Oran Mor self identifies as a “creatively Celtic” band and started with just the duo of Tom and Karen Cochran, but since then developed into a 5-piece group. The name translates to great song in Gaelic and includes Brendan Cochran, son of Tom and Karen, who sings and plays percussion, Tom plays guitar and sings, and Karen plays whistles, recorders, the guitar and sings. Bobby Campbell and Jonathan “Jonny McSatz” Satz are the final two members with Satz on the bass and singing a little, and Campbell on the flute, saxophone and percussion with even less singing than Satz.

It was March 15, 2020 when the group had multiple gigs lined up for St. Patrick’s Day and watched them all get cancelled in one fell swoop.

“There are some ways that you could manage to still do some things even with the issues surrounding the covid life. But, certainly compromised. It was much less frequent, our opportunities and more challenging,” Campbell said.

They tried to practice together by sending recordings of each other playing back and forth, but found it hard to recreate the chemistry they had in-person.

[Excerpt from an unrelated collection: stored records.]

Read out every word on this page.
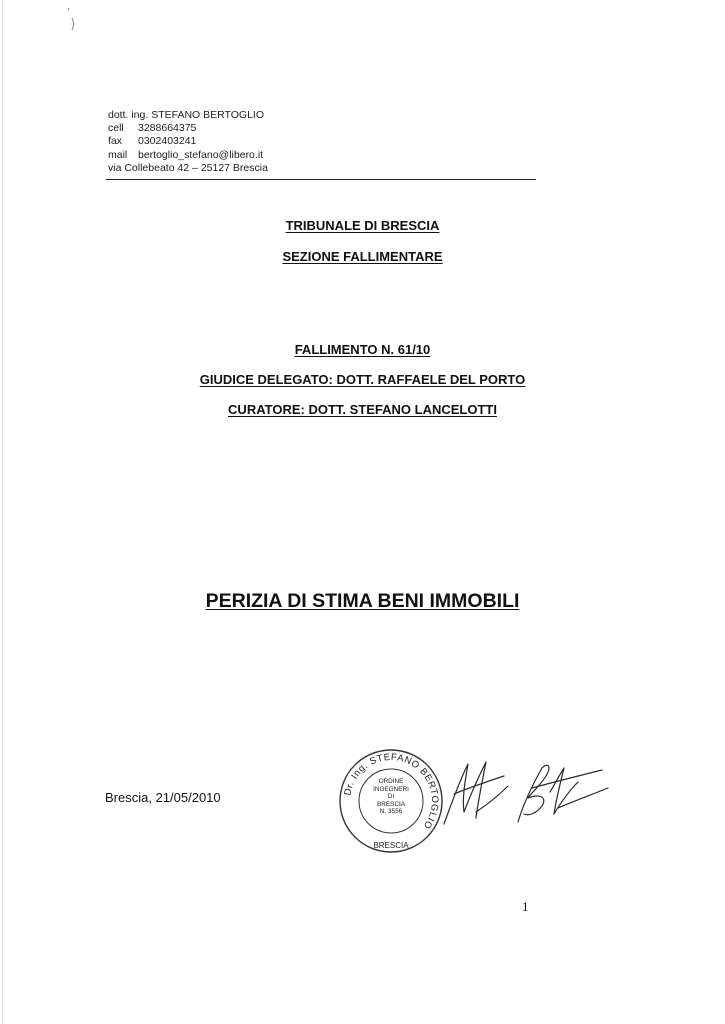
dott. ing. STEFANO BERTOGLIO
cell 3288664375
fax 0302403241
mail bertoglio_stefano@libero.it
via Collebeato 42 – 25127 Brescia
TRIBUNALE DI BRESCIA
SEZIONE FALLIMENTARE
FALLIMENTO N. 61/10
GIUDICE DELEGATO: DOTT. RAFFAELE DEL PORTO
CURATORE: DOTT. STEFANO LANCELOTTI
PERIZIA DI STIMA BENI IMMOBILI
Brescia, 21/05/2010	Dr. Ing. STEFANO BERTOGLIO
BRESCIA
ORDINE
INGEGNERI
DI
BRESCIA
N. 3556
1
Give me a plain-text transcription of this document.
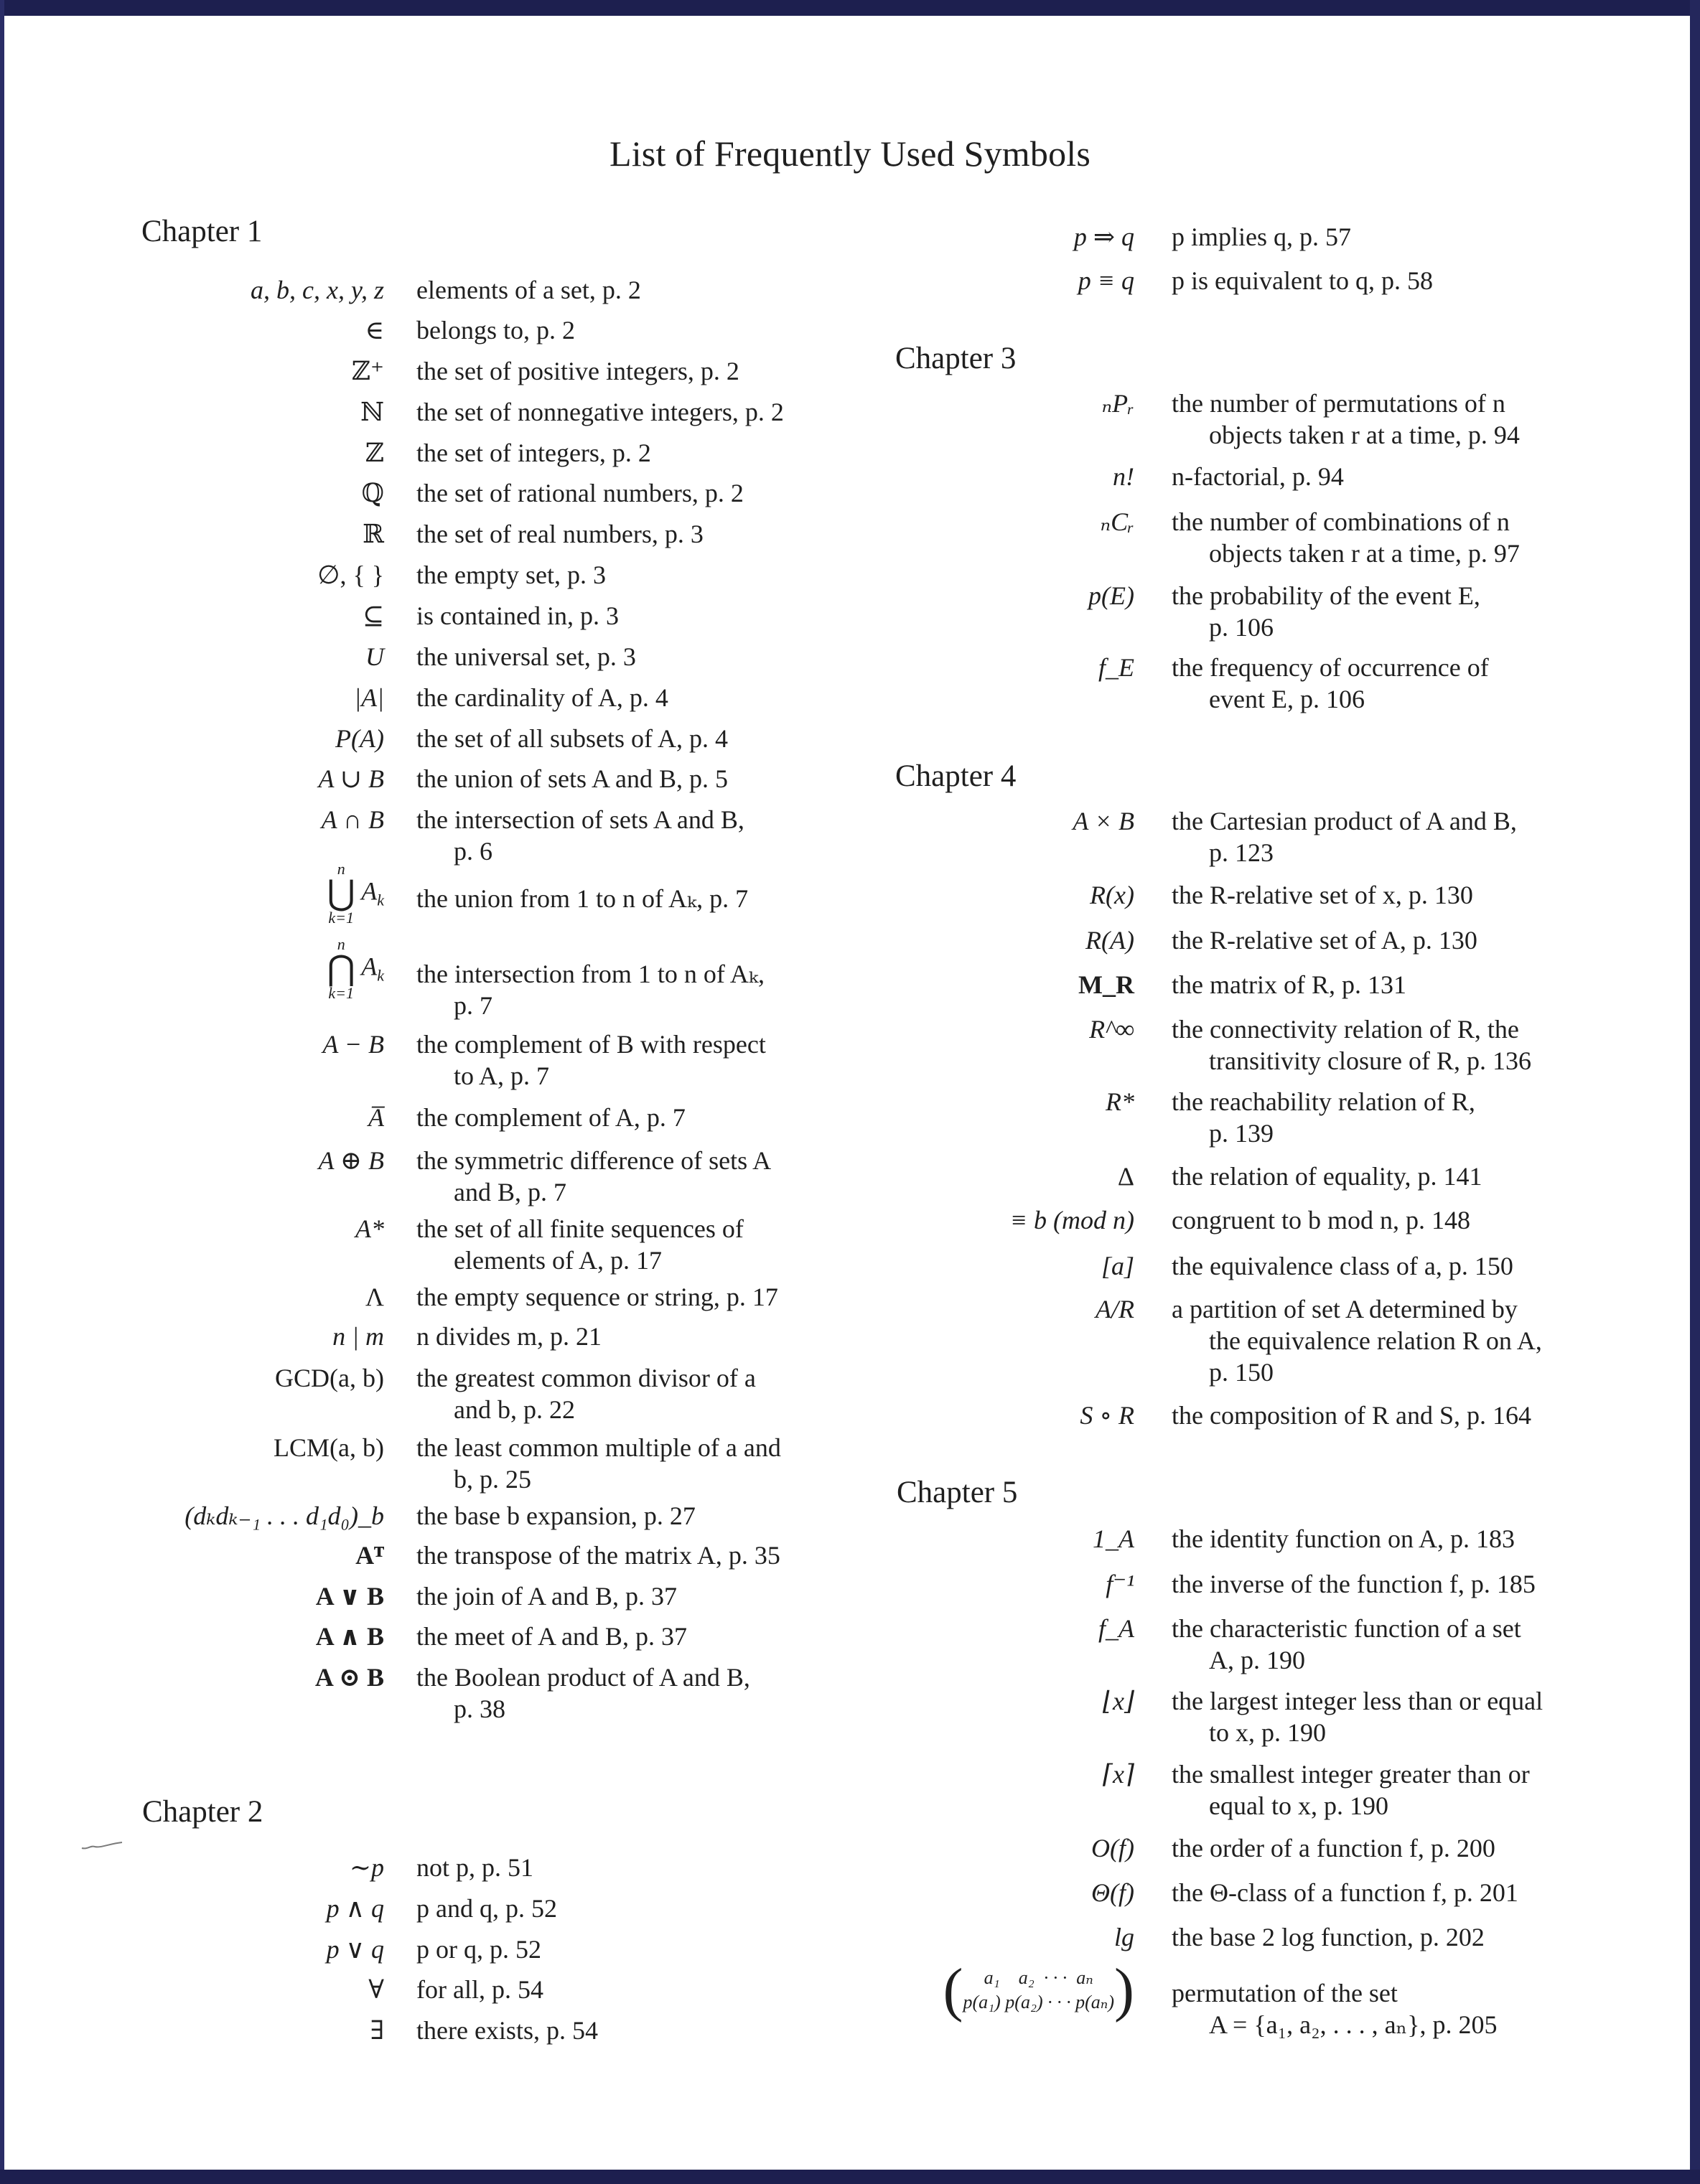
List of Frequently Used Symbols
Chapter 1
a, b, c, x, y, z elements of a set, p. 2
∈ belongs to, p. 2
ℤ⁺ the set of positive integers, p. 2
ℕ the set of nonnegative integers, p. 2
ℤ the set of integers, p. 2
ℚ the set of rational numbers, p. 2
ℝ the set of real numbers, p. 3
∅, { } the empty set, p. 3
⊆ is contained in, p. 3
U the universal set, p. 3
|A| the cardinality of A, p. 4
P(A) the set of all subsets of A, p. 4
A ∪ B the union of sets A and B, p. 5
A ∩ B the intersection of sets A and B,
p. 6
n
⋃
k=1
$A_k$ the union from 1 to n of Aₖ, p. 7
n
⋂
k=1
$A_k$ the intersection from 1 to n of Aₖ,
p. 7
A − B the complement of B with respect
to A, p. 7
A̅ the complement of A, p. 7
A ⊕ B the symmetric difference of sets A
and B, p. 7
A* the set of all finite sequences of
elements of A, p. 17
Λ the empty sequence or string, p. 17
n | m n divides m, p. 21
GCD(a, b) the greatest common divisor of a
and b, p. 22
LCM(a, b) the least common multiple of a and
b, p. 25
(dₖdₖ₋₁ . . . d₁d₀)_b the base b expansion, p. 27
Aᵀ the transpose of the matrix A, p. 35
A ∨ B the join of A and B, p. 37
A ∧ B the meet of A and B, p. 37
A ⊙ B the Boolean product of A and B,
p. 38
Chapter 2
∼p not p, p. 51
p ∧ q p and q, p. 52
p ∨ q p or q, p. 52
∀ for all, p. 54
∃ there exists, p. 54
p ⇒ q p implies q, p. 57
p ≡ q p is equivalent to q, p. 58
Chapter 3
ₙPᵣ the number of permutations of n
objects taken r at a time, p. 94
n! n-factorial, p. 94
ₙCᵣ the number of combinations of n
objects taken r at a time, p. 97
p(E) the probability of the event E,
p. 106
f_E the frequency of occurrence of
event E, p. 106
Chapter 4
A × B the Cartesian product of A and B,
p. 123
R(x) the R-relative set of x, p. 130
R(A) the R-relative set of A, p. 130
M_R the matrix of R, p. 131
R^∞ the connectivity relation of R, the
transitivity closure of R, p. 136
R* the reachability relation of R,
p. 139
Δ the relation of equality, p. 141
≡ b (mod n) congruent to b mod n, p. 148
[a] the equivalence class of a, p. 150
A/R a partition of set A determined by
the equivalence relation R on A,
p. 150
S ∘ R the composition of R and S, p. 164
Chapter 5
1_A the identity function on A, p. 183
f⁻¹ the inverse of the function f, p. 185
f_A the characteristic function of a set
A, p. 190
⌊x⌋ the largest integer less than or equal
to x, p. 190
⌈x⌉ the smallest integer greater than or
equal to x, p. 190
O(f) the order of a function f, p. 200
Θ(f) the Θ-class of a function f, p. 201
lg the base 2 log function, p. 202
( a₁    a₂  · · ·  aₙ
p(a₁) p(a₂) · · · p(aₙ)) permutation of the set
A = {a₁, a₂, . . . , aₙ}, p. 205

Satz said when things were beginning to warm up, back in May and June, they found an out-of-the-box solution to practicing.

“We started practicing where Bobby would be in the kitchen and Tom and Karen would be at one end of the dining room, Brendan at the other and I was in the living room … none of us were closer than 10 feet away,” Satz said. “So, we were practicing in their house with all the doors and windows open … wearing masks when we weren’t singing or blowing a horn.”

Tom Cochran said it felt like they were behind, with the turmoil in the world and barriers keeping the band from getting together. This week Oran Mor takes the stage again for St. Patrick’s Day 2021, and continues to book gigs even further down the road.

“It feels like right now we’ve been practicing really hard these last few weeks and it feels like we’re starting to get back to that place of being on top of the music again, instead of feeling like we’re trying to find it,” Tom Cochran said.

Local Celtic band Oran Mor performing Gaelic-inspired music.

A concert this past Saturday was cancelled due to weather but they’ll be playing Carbondale Beer Works on March 28 instead. Campbell said he guaranteed it will be warm, sunny weather – perfect for beer-drinking and a grand time for all.

Oran Mor is feeling ready to safely return to the live music scene and excited to have the opportunities to play again. The band acknowledged the hesitancy from some venues to start hosting bands again, and said they understood the challenges from safety precautions and financial challenges. But, as warmer temperatures are popping up over the horizon the two-way gift of music, particularly of the Scottish and Irish variety, will be gracing the ears of Roaring Fork folks soon enough.

“I think it’s part of the mind shift that’s happened with COVID is people have sort of learned what a gift the arts are, and those opportunities that they have to see people playing out live now they’re sort of this ‘oh my gosh, it’s live music! It’s finally live music again,’ you know?,” Brendan Cochran said.